Dinlediğim şarkılara zihnimde çektiğim her klipte başrolü oynamaktan, yazmaya fırsat bulamıyordum, iyi oldu bu buluşma.
Karanlıkların müsebbibiydim düşüncemde. Dokunduğum gamlanır, zedelenir diye çekinirdim hep. Bilirsin, kendimi sabote etmemle bilinirim.
Bazı zamanlar, “keşke daha az görseydim ve hızlı ölseydim” mırıldanırken, kimi zaman “görmek mi uzatıyor ömrü?” diye takılırdım kendime. Severdim kendime takılmayı. Bazen takılır düşerdim en dipsiz karanlıklara. Bazen canbazı oynardım yine kendi karanlığımda.
Sözler verir tutmazdım. “Bakarım” der bakmazdım. Unuttum dediklerimi daima hatırlar, unutmam dediklerim ise kalıcı olmazdı çoğunlukla.
Değiştiğimi hissettiğim anları garipserdim. Sürekli hedefler çizerdim önüme daha çok değişmek üzerine.
Habersiz çektiğim, kıymetsiz yüzlerce fotoğraf varken, kadraj önünde olmayı bir türlü benimseyemedim.
Okuduğum kitaplarda olmak isterdim bazen, bazen izlediğim filmlerin kamera arkasında.
İstemenin bile yorucu geldiği oluyorken, orada olmak kadar dinlendirecek çok az ses var hayatta. Birisi seninki.
Ee çiçek de kopardım zamansız. Kokmasına fırsat vermeden reçele benzettim, susuz ve şekersiz.
İster mi diye sormadan fallara meze ettim, her seferinde “sevmiyor”a düştü son yaprak. Biraz daha büyüsem her şey düzelir diye düşünmeye başladım. Derken, Ferhan Abi’nin* “Ben büyüdükçe Türkiye geri gidiyor. Herhalde artık büyümemem gerekiyor!” deyişi geldi aklıma.
Akabinde, demek ki benim de büyümemem gerekiyor diye düşünmeye başladım. Yok yahu! Kendimi Ferhan abi ile kıyasladığımdan değil, büyümenin çok da cazibeli olmadığından.
Büyüdük de ne oldu? Dünya daha çok kirlendi. Çünkü büyük insanların pisliği de büyüktü.
Büyüdükçe çocukluğa artan özlem de büyüdüğünden, çocukça hatalar artmaya başladı sonra.

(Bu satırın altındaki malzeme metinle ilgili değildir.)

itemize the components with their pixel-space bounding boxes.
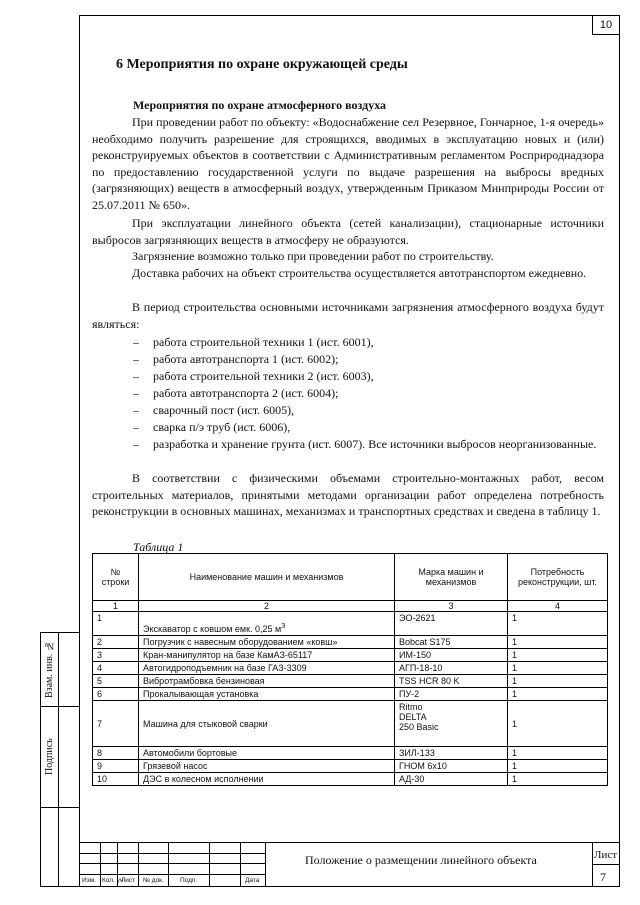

Ve bir gün, ne büyüyebildiğimi ne de çocuk kalabildiğimi anlamaya başladım. Eğer ki gerçek hayatta CTRL+Z çalışacak olsaydı, muhtemelen kaşifi ben olurdum.
Ama hala çocukluğumdaki gibi dünyada bir yerde, erteleyecek yeni hayaller kurup planlar yapıyorum.
Malzeme bu. Ama tanısan seversin. 🙂
* Ferhan Şensoy’u saygı ve rahmetle anıyorum.